In 2000, the US government allowed about 4,000 of these young men to emigrate to America. Thirty-six of these Lost Boys found their way to Cleveland, including Majok. He was one of the 26 who remained here. Now there are 25.
These Lost Boys had escaped the ongoing civil war in Sudan. As 2.5 million innocent people died, the civil war was overshadowed by other international matters – including the genocide in Rwanda. Following that disaster that took the lives of around half a million Rwandans, the world community swore it would never again allow genocide to occur.
Well, less than a decade later, the raging civil war in Sudan gave way to a bitter conflict and, ultimately, genocide in Darfur. The United Nations estimates that at least 400,000 people have died since the conflict began in 2003.
What began as a battle for political autonomy by Darfuri rebels against the ruthless, government-sponsored Janjaweed militias has blossomed into a full-fledged genocide. The Sudanese military has begun to work alongside the Janjaweed to rape and murder helpless people and pillage the region.
President Omar al-Bashir has steadfastly refused to allow UN peacekeeping troops into the area. He recently went so far as to boldly claim that the humanitarian crisis in his nation is a fabrication of the imperialist West and that no more than 9,000 Darfuri have died in the conflict.
In 2004, the United States took the first step towards ending the slaughter. Congress declared the situation in Darfur genocide on July 22, 2004. Since that time, however, the US government has done nothing further to resolve the crisis.
Despite the countless horror stories that I have heard – of pregnant mothers being raped and murdered, of infants being scalded by boiling water, of villages being burned to the ground with people trapped inside – there still exists a tangible lack of interest about this in our nation.
Recently I gave a presentation to a College 101 class on Darfur with another member of B-W’s chapter of Students Taking Action Now: Darfur (STAND). The question we heard most frequently was not how we could help or what more could be done but, rather, why should we even care? The sentiment seemed to be: So what? People die in Africa all the time; we have problems here to worry about.
Now, granted, this is absolutely true. There are very real social problems here in America.

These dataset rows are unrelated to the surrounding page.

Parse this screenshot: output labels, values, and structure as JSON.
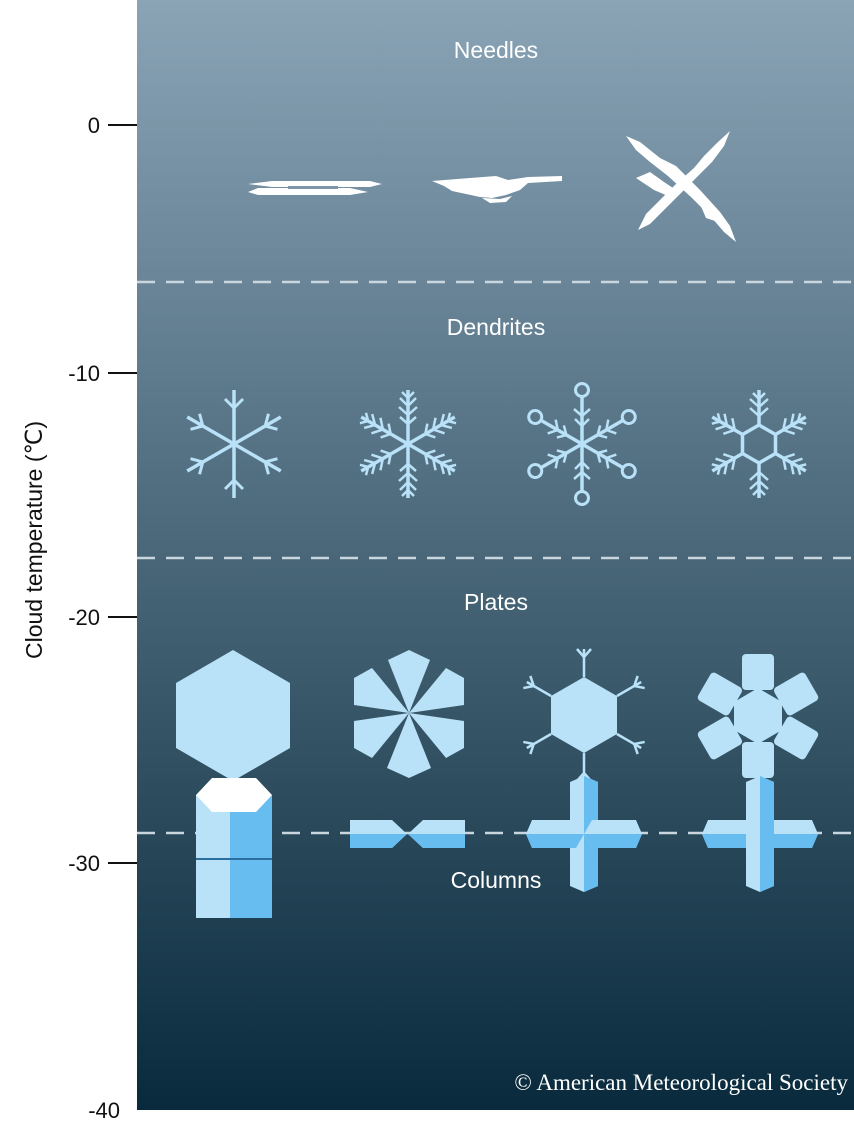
{
  "axis": {
    "title": "Cloud temperature (℃)",
    "ticks": [
      "0",
      "-10",
      "-20",
      "-30",
      "-40"
    ]
  },
  "bands": [
    {
      "label": "Needles",
      "crystals": [
        "needle-crystal",
        "needle-crystal",
        "crossed-needle-crystal"
      ]
    },
    {
      "label": "Dendrites",
      "crystals": [
        "dendrite-crystal",
        "dendrite-crystal",
        "dendrite-crystal",
        "dendrite-crystal"
      ]
    },
    {
      "label": "Plates",
      "crystals": [
        "hexagonal-plate-crystal",
        "sectored-plate-crystal",
        "stellar-plate-crystal",
        "lobed-plate-crystal"
      ]
    },
    {
      "label": "Columns",
      "crystals": [
        "hexagonal-column-crystal",
        "bullet-pair-crystal",
        "bullet-rosette-crystal",
        "cross-column-crystal"
      ]
    }
  ],
  "copyright": "© American Meteorological Society",
  "colors": {
    "gradient_top": "#8aa4b6",
    "gradient_bottom": "#082a3c",
    "crystal_fill": "#b9e1f7",
    "column_side": "#67bdf0",
    "needle": "#ffffff",
    "divider": "#c9d6de"
  }
}
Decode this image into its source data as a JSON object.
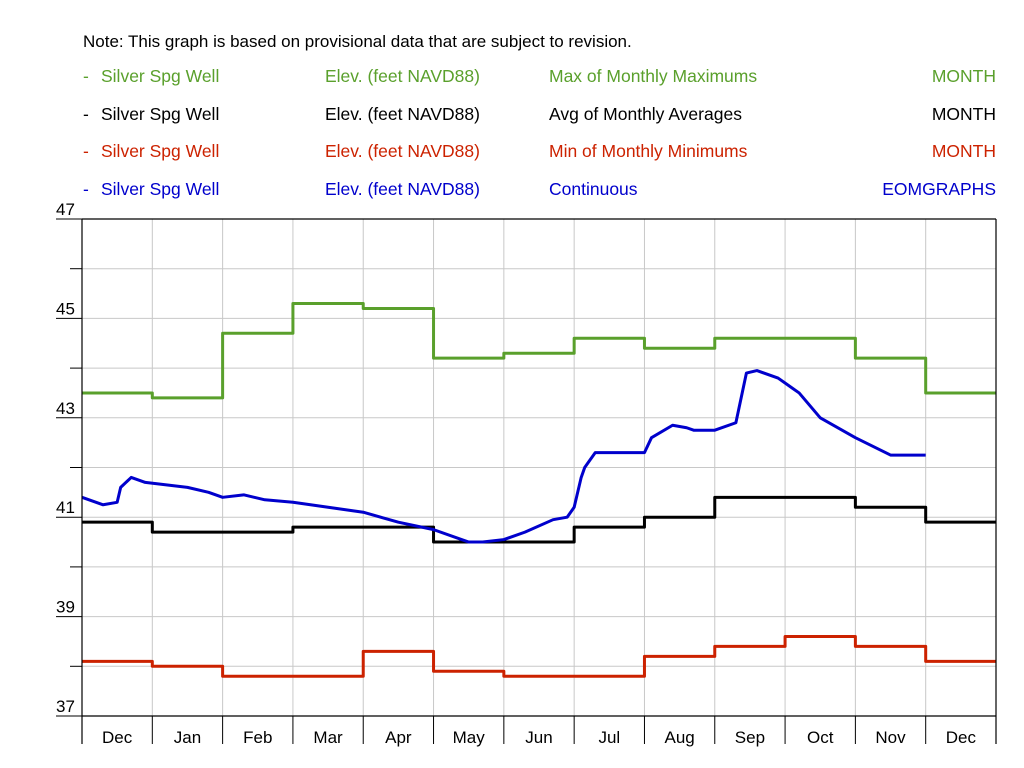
{
  "note": "Note: This graph is based on provisional data that are subject to revision.",
  "legend": [
    {
      "dash": "-",
      "site": "Silver Spg Well",
      "parameter": "Elev. (feet NAVD88)",
      "statistic": "Max of Monthly Maximums",
      "period": "MONTH",
      "color": "#5aa02c"
    },
    {
      "dash": "-",
      "site": "Silver Spg Well",
      "parameter": "Elev. (feet NAVD88)",
      "statistic": "Avg of Monthly Averages",
      "period": "MONTH",
      "color": "#000000"
    },
    {
      "dash": "-",
      "site": "Silver Spg Well",
      "parameter": "Elev. (feet NAVD88)",
      "statistic": "Min of Monthly Minimums",
      "period": "MONTH",
      "color": "#cc2200"
    },
    {
      "dash": "-",
      "site": "Silver Spg Well",
      "parameter": "Elev. (feet NAVD88)",
      "statistic": "Continuous",
      "period": "EOMGRAPHS",
      "color": "#0000cc"
    }
  ],
  "chart_data": {
    "type": "line",
    "title": "",
    "xlabel": "",
    "ylabel": "",
    "categories": [
      "Dec",
      "Jan",
      "Feb",
      "Mar",
      "Apr",
      "May",
      "Jun",
      "Jul",
      "Aug",
      "Sep",
      "Oct",
      "Nov",
      "Dec"
    ],
    "ylim": [
      37,
      47
    ],
    "y_ticks": [
      37,
      39,
      41,
      43,
      45,
      47
    ],
    "grid": true,
    "series": [
      {
        "name": "Max of Monthly Maximums",
        "step": true,
        "color": "#5aa02c",
        "values": [
          43.5,
          43.4,
          44.7,
          45.3,
          45.2,
          44.2,
          44.3,
          44.6,
          44.4,
          44.6,
          44.6,
          44.2,
          43.5
        ]
      },
      {
        "name": "Avg of Monthly Averages",
        "step": true,
        "color": "#000000",
        "values": [
          40.9,
          40.7,
          40.7,
          40.8,
          40.8,
          40.5,
          40.5,
          40.8,
          41.0,
          41.4,
          41.4,
          41.2,
          40.9
        ]
      },
      {
        "name": "Min of Monthly Minimums",
        "step": true,
        "color": "#cc2200",
        "values": [
          38.1,
          38.0,
          37.8,
          37.8,
          38.3,
          37.9,
          37.8,
          37.8,
          38.2,
          38.4,
          38.6,
          38.4,
          38.1
        ]
      },
      {
        "name": "Continuous",
        "step": false,
        "color": "#0000cc",
        "x": [
          0,
          0.3,
          0.5,
          0.55,
          0.7,
          0.9,
          1.2,
          1.5,
          1.8,
          2.0,
          2.3,
          2.6,
          3.0,
          3.5,
          4.0,
          4.5,
          5.0,
          5.5,
          5.7,
          6.0,
          6.3,
          6.7,
          6.9,
          7.0,
          7.1,
          7.15,
          7.2,
          7.3,
          7.6,
          8.0,
          8.1,
          8.4,
          8.6,
          8.7,
          9.0,
          9.3,
          9.45,
          9.6,
          9.9,
          10.1,
          10.2,
          10.5,
          11.0,
          11.5,
          12.0
        ],
        "y": [
          41.4,
          41.25,
          41.3,
          41.6,
          41.8,
          41.7,
          41.65,
          41.6,
          41.5,
          41.4,
          41.45,
          41.35,
          41.3,
          41.2,
          41.1,
          40.9,
          40.75,
          40.5,
          40.5,
          40.55,
          40.7,
          40.95,
          41.0,
          41.2,
          41.8,
          42.0,
          42.1,
          42.3,
          42.3,
          42.3,
          42.6,
          42.85,
          42.8,
          42.75,
          42.75,
          42.9,
          43.9,
          43.95,
          43.8,
          43.6,
          43.5,
          43.0,
          42.6,
          42.25,
          42.25
        ]
      }
    ]
  }
}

I also agree that the US cannot waiver in its commitment to national security. The Bush Administration is correct in stating there is a concrete threat posed by Islamic extremism and terrorism in the world. This threat runs rife in countries such as Iraq, Iran, Syria, Palestine and Saudi Arabia.

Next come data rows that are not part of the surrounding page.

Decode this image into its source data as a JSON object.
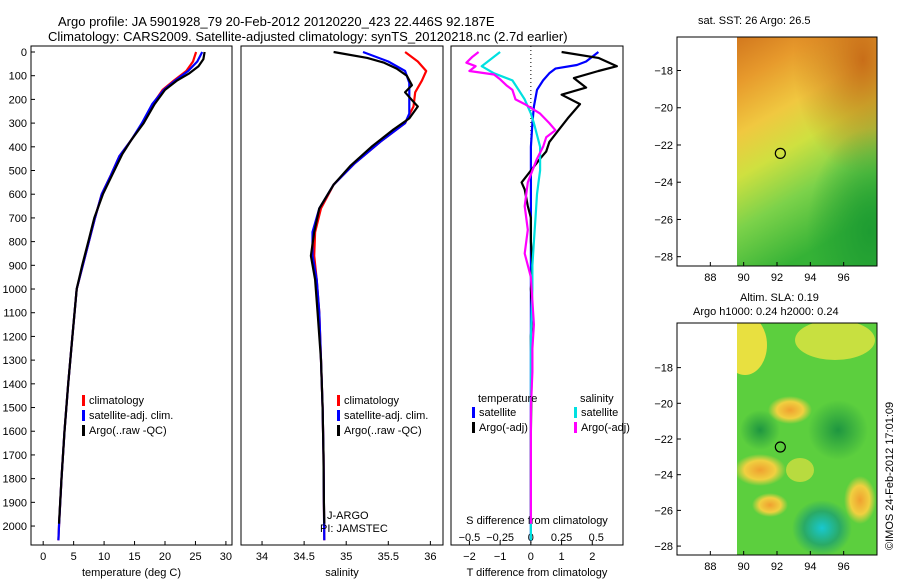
{
  "header": {
    "line1": "Argo profile: JA 5901928_79 20-Feb-2012 20120220_423 22.446S 92.187E",
    "line2": "Climatology: CARS2009. Satellite-adjusted climatology: synTS_20120218.nc (2.7d earlier)"
  },
  "footer": {
    "stamp": "©IMOS 24-Feb-2012 17:01:09"
  },
  "colors": {
    "climatology": "#ff0000",
    "satellite": "#0000ff",
    "argo": "#000000",
    "sal_satellite": "#00e0e0",
    "sal_argo": "#ff00ff"
  },
  "chart_data": [
    {
      "type": "line",
      "id": "temperature",
      "xlabel": "temperature (deg C)",
      "ylabel": "",
      "xlim": [
        -2,
        31
      ],
      "ylim": [
        2080,
        0
      ],
      "xticks": [
        0,
        5,
        10,
        15,
        20,
        25,
        30
      ],
      "yticks": [
        0,
        100,
        200,
        300,
        400,
        500,
        600,
        700,
        800,
        900,
        1000,
        1100,
        1200,
        1300,
        1400,
        1500,
        1600,
        1700,
        1800,
        1900,
        2000
      ],
      "legend": [
        "climatology",
        "satellite-adj. clim.",
        "Argo(..raw -QC)"
      ],
      "series": [
        {
          "name": "climatology",
          "color": "#ff0000",
          "points": [
            [
              25.1,
              0
            ],
            [
              24.6,
              40
            ],
            [
              23.5,
              80
            ],
            [
              21.5,
              120
            ],
            [
              19.6,
              160
            ],
            [
              18.0,
              220
            ],
            [
              16.3,
              300
            ],
            [
              14.5,
              370
            ],
            [
              12.5,
              440
            ],
            [
              11.1,
              520
            ],
            [
              9.6,
              600
            ],
            [
              8.5,
              700
            ],
            [
              7.5,
              800
            ],
            [
              6.5,
              900
            ],
            [
              5.5,
              1000
            ],
            [
              4.8,
              1200
            ],
            [
              4.1,
              1400
            ],
            [
              3.5,
              1600
            ],
            [
              3.0,
              1800
            ],
            [
              2.6,
              2000
            ],
            [
              2.5,
              2060
            ]
          ]
        },
        {
          "name": "satellite-adj. clim.",
          "color": "#0000ff",
          "points": [
            [
              26.1,
              0
            ],
            [
              25.3,
              40
            ],
            [
              23.8,
              80
            ],
            [
              21.7,
              120
            ],
            [
              19.8,
              160
            ],
            [
              17.9,
              220
            ],
            [
              16.2,
              300
            ],
            [
              14.5,
              370
            ],
            [
              12.5,
              440
            ],
            [
              11.1,
              520
            ],
            [
              9.6,
              600
            ],
            [
              8.5,
              700
            ],
            [
              7.5,
              800
            ],
            [
              6.5,
              900
            ],
            [
              5.5,
              1000
            ],
            [
              4.8,
              1200
            ],
            [
              4.1,
              1400
            ],
            [
              3.5,
              1600
            ],
            [
              3.0,
              1800
            ],
            [
              2.6,
              2000
            ],
            [
              2.5,
              2060
            ]
          ]
        },
        {
          "name": "Argo(..raw -QC)",
          "color": "#000000",
          "points": [
            [
              26.5,
              0
            ],
            [
              26.3,
              30
            ],
            [
              25.5,
              60
            ],
            [
              24.0,
              90
            ],
            [
              22.0,
              120
            ],
            [
              20.0,
              160
            ],
            [
              18.3,
              220
            ],
            [
              16.5,
              300
            ],
            [
              14.5,
              370
            ],
            [
              13.0,
              430
            ],
            [
              11.3,
              520
            ],
            [
              9.8,
              600
            ],
            [
              8.4,
              700
            ],
            [
              7.4,
              800
            ],
            [
              6.4,
              900
            ],
            [
              5.5,
              1000
            ],
            [
              4.8,
              1200
            ],
            [
              4.1,
              1400
            ],
            [
              3.5,
              1600
            ],
            [
              3.0,
              1800
            ],
            [
              2.6,
              1990
            ]
          ]
        }
      ]
    },
    {
      "type": "line",
      "id": "salinity",
      "xlabel": "salinity",
      "ylabel": "",
      "xlim": [
        33.75,
        36.15
      ],
      "ylim": [
        2080,
        0
      ],
      "xticks": [
        34,
        34.5,
        35,
        35.5,
        36
      ],
      "xticklabels": [
        "34",
        "34.5",
        "35",
        "35.5",
        "36"
      ],
      "legend": [
        "climatology",
        "satellite-adj. clim.",
        "Argo(..raw -QC)"
      ],
      "annotation": [
        "J-ARGO",
        "PI: JAMSTEC"
      ],
      "series": [
        {
          "name": "climatology",
          "color": "#ff0000",
          "points": [
            [
              35.7,
              0
            ],
            [
              35.85,
              40
            ],
            [
              35.95,
              80
            ],
            [
              35.9,
              120
            ],
            [
              35.82,
              170
            ],
            [
              35.8,
              230
            ],
            [
              35.7,
              300
            ],
            [
              35.4,
              380
            ],
            [
              35.1,
              470
            ],
            [
              34.85,
              560
            ],
            [
              34.7,
              660
            ],
            [
              34.63,
              760
            ],
            [
              34.62,
              860
            ],
            [
              34.65,
              960
            ],
            [
              34.68,
              1100
            ],
            [
              34.7,
              1300
            ],
            [
              34.72,
              1500
            ],
            [
              34.73,
              1700
            ],
            [
              34.735,
              1900
            ],
            [
              34.74,
              2060
            ]
          ]
        },
        {
          "name": "satellite-adj. clim.",
          "color": "#0000ff",
          "points": [
            [
              35.2,
              0
            ],
            [
              35.5,
              40
            ],
            [
              35.7,
              80
            ],
            [
              35.75,
              130
            ],
            [
              35.75,
              200
            ],
            [
              35.75,
              260
            ],
            [
              35.7,
              300
            ],
            [
              35.4,
              380
            ],
            [
              35.1,
              470
            ],
            [
              34.85,
              560
            ],
            [
              34.68,
              660
            ],
            [
              34.6,
              760
            ],
            [
              34.6,
              860
            ],
            [
              34.65,
              960
            ],
            [
              34.68,
              1100
            ],
            [
              34.7,
              1300
            ],
            [
              34.72,
              1500
            ],
            [
              34.73,
              1700
            ],
            [
              34.735,
              1900
            ],
            [
              34.74,
              2060
            ]
          ]
        },
        {
          "name": "Argo(..raw -QC)",
          "color": "#000000",
          "points": [
            [
              34.85,
              0
            ],
            [
              35.25,
              25
            ],
            [
              35.45,
              45
            ],
            [
              35.6,
              70
            ],
            [
              35.72,
              100
            ],
            [
              35.78,
              140
            ],
            [
              35.7,
              170
            ],
            [
              35.8,
              210
            ],
            [
              35.85,
              230
            ],
            [
              35.75,
              280
            ],
            [
              35.55,
              330
            ],
            [
              35.3,
              400
            ],
            [
              35.05,
              480
            ],
            [
              34.85,
              560
            ],
            [
              34.68,
              660
            ],
            [
              34.62,
              760
            ],
            [
              34.58,
              860
            ],
            [
              34.63,
              960
            ],
            [
              34.66,
              1100
            ],
            [
              34.7,
              1300
            ],
            [
              34.72,
              1500
            ],
            [
              34.73,
              1700
            ],
            [
              34.735,
              1900
            ],
            [
              34.74,
              1990
            ]
          ]
        }
      ]
    },
    {
      "type": "line",
      "id": "differences",
      "xlabel": "T difference from climatology",
      "xlabel_top": "S difference from climatology",
      "ylabel": "",
      "xlim": [
        -2.6,
        3.0
      ],
      "ylim": [
        2080,
        0
      ],
      "xticks": [
        -2,
        -1,
        0,
        1,
        2
      ],
      "s_ticks": [
        -0.5,
        -0.25,
        0,
        0.25,
        0.5
      ],
      "s_ticklabels": [
        "−0.5",
        "−0.25",
        "0",
        "0.25",
        "0.5"
      ],
      "legend_headers": [
        "temperature",
        "salinity"
      ],
      "legend": [
        "satellite",
        "Argo(-adj)",
        "satellite",
        "Argo(-adj)"
      ],
      "series": [
        {
          "name": "temperature satellite",
          "color": "#0000ff",
          "points": [
            [
              2.2,
              0
            ],
            [
              1.8,
              40
            ],
            [
              1.5,
              55
            ],
            [
              0.8,
              70
            ],
            [
              0.6,
              90
            ],
            [
              0.4,
              120
            ],
            [
              0.2,
              160
            ],
            [
              0.1,
              230
            ],
            [
              0.05,
              300
            ],
            [
              0,
              400
            ],
            [
              0,
              500
            ],
            [
              0,
              700
            ],
            [
              0,
              900
            ],
            [
              0,
              1200
            ],
            [
              0,
              1500
            ],
            [
              0,
              1800
            ],
            [
              0,
              2060
            ]
          ]
        },
        {
          "name": "temperature Argo(-adj)",
          "color": "#000000",
          "points": [
            [
              1.0,
              0
            ],
            [
              2.2,
              25
            ],
            [
              2.8,
              60
            ],
            [
              2.2,
              80
            ],
            [
              1.4,
              110
            ],
            [
              1.8,
              150
            ],
            [
              1.0,
              180
            ],
            [
              1.6,
              220
            ],
            [
              1.2,
              280
            ],
            [
              0.9,
              330
            ],
            [
              0.6,
              380
            ],
            [
              0.5,
              420
            ],
            [
              0.3,
              450
            ],
            [
              -0.3,
              550
            ],
            [
              -0.2,
              580
            ],
            [
              -0.1,
              650
            ],
            [
              0,
              700
            ],
            [
              0,
              800
            ],
            [
              0.05,
              900
            ],
            [
              0,
              1000
            ],
            [
              0.05,
              1100
            ],
            [
              0,
              1200
            ],
            [
              0.02,
              1400
            ],
            [
              0,
              1600
            ],
            [
              0,
              1800
            ],
            [
              0,
              1990
            ]
          ]
        },
        {
          "name": "salinity satellite",
          "color": "#00e0e0",
          "points": [
            [
              -1.0,
              0
            ],
            [
              -1.3,
              30
            ],
            [
              -1.6,
              60
            ],
            [
              -1.2,
              90
            ],
            [
              -0.6,
              120
            ],
            [
              -0.4,
              160
            ],
            [
              -0.2,
              200
            ],
            [
              0,
              260
            ],
            [
              0.1,
              300
            ],
            [
              0.2,
              350
            ],
            [
              0.3,
              400
            ],
            [
              0.3,
              500
            ],
            [
              0.25,
              550
            ],
            [
              0.2,
              600
            ],
            [
              0.15,
              700
            ],
            [
              0.1,
              800
            ],
            [
              0.05,
              900
            ],
            [
              0.05,
              1000
            ],
            [
              0,
              1200
            ],
            [
              0,
              1400
            ],
            [
              0,
              1600
            ],
            [
              0,
              1800
            ],
            [
              0,
              2060
            ]
          ]
        },
        {
          "name": "salinity Argo(-adj)",
          "color": "#ff00ff",
          "points": [
            [
              -1.7,
              0
            ],
            [
              -1.9,
              20
            ],
            [
              -2.1,
              45
            ],
            [
              -1.8,
              60
            ],
            [
              -2.0,
              80
            ],
            [
              -1.2,
              95
            ],
            [
              -1.0,
              115
            ],
            [
              -0.8,
              140
            ],
            [
              -0.6,
              160
            ],
            [
              -0.5,
              200
            ],
            [
              -0.2,
              220
            ],
            [
              0.3,
              260
            ],
            [
              0.6,
              300
            ],
            [
              0.8,
              330
            ],
            [
              0.5,
              360
            ],
            [
              0.4,
              400
            ],
            [
              0.2,
              450
            ],
            [
              -0.1,
              550
            ],
            [
              -0.2,
              650
            ],
            [
              -0.1,
              750
            ],
            [
              -0.2,
              850
            ],
            [
              0,
              950
            ],
            [
              0.05,
              1050
            ],
            [
              0.1,
              1150
            ],
            [
              0.05,
              1250
            ],
            [
              0.05,
              1350
            ],
            [
              0,
              1500
            ],
            [
              0,
              1700
            ],
            [
              0,
              1990
            ]
          ]
        }
      ]
    },
    {
      "type": "heatmap",
      "id": "sst-map",
      "title": "sat. SST: 26 Argo: 26.5",
      "xlim": [
        86,
        98
      ],
      "ylim": [
        -28.5,
        -16.2
      ],
      "xticks": [
        88,
        90,
        92,
        94,
        96
      ],
      "yticks": [
        -18,
        -20,
        -22,
        -24,
        -26,
        -28
      ],
      "data_extent": {
        "lon": [
          90,
          98
        ]
      },
      "field": "smooth gradient: orange/brown in north, yellow centre, green in south-east",
      "marker": [
        92.2,
        -22.45
      ]
    },
    {
      "type": "heatmap",
      "id": "sla-map",
      "title": "Altim. SLA: 0.19",
      "subtitle": "Argo h1000: 0.24 h2000: 0.24",
      "xlim": [
        86,
        98
      ],
      "ylim": [
        -28.5,
        -15.5
      ],
      "xticks": [
        88,
        90,
        92,
        94,
        96
      ],
      "yticks": [
        -18,
        -20,
        -22,
        -24,
        -26,
        -28
      ],
      "data_extent": {
        "lon": [
          90,
          98
        ]
      },
      "field": "patchy green/yellow with orange spots, blue-green eddy in south-east",
      "marker": [
        92.2,
        -22.45
      ]
    }
  ]
}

But the threat of Islamic extremism and terrorism is not unique to the Middle East.
Following his ascendancy to power on the back of a military coup, Omar al-Bashir established a harsh form of Sharia Law, a very stringent Qur’anic code. Under the guise of this code, he has cruelly repressed the Christians in southern Sudan and the native African tribes in Darfur.
Though the economy has boomed in Sudan due to ever-increasing oil profits, that money has not left the North, especially the capital of Khartoum, which is al-Bashir’s power base. Military spending accounts for over 70% of the national budget. The al-Bashir regime, despite constant denials, has continually supplied and supported the militant, radical Islamic Janjaweed militias. And, most blatantly, Osama bin Laden lived, trained, and received safe haven in Sudan during the mid-1990s.
If it is our national policy to oppose those nations who harbor terrorists, then why do we turn a blind eye to Sudan?
Now, I am in no way insinuating that I want the US to take military action against the Sudanese. That would be imprudent. I am simply asking that we step up and take an active role in ending this reprehensible genocide. It is both our moral obligation and in the best interest of our national security.
The genocide in Darfur hit home last month. But for the millions of innocent Darfuri in refugee camps and vulnerable villages in Sudan, Chad, the Central African Republic and the surrounding areas, it is a reality every morning when they wake up. The question that we as a nation have to ask is: How long are we willing to sit by idly while people die?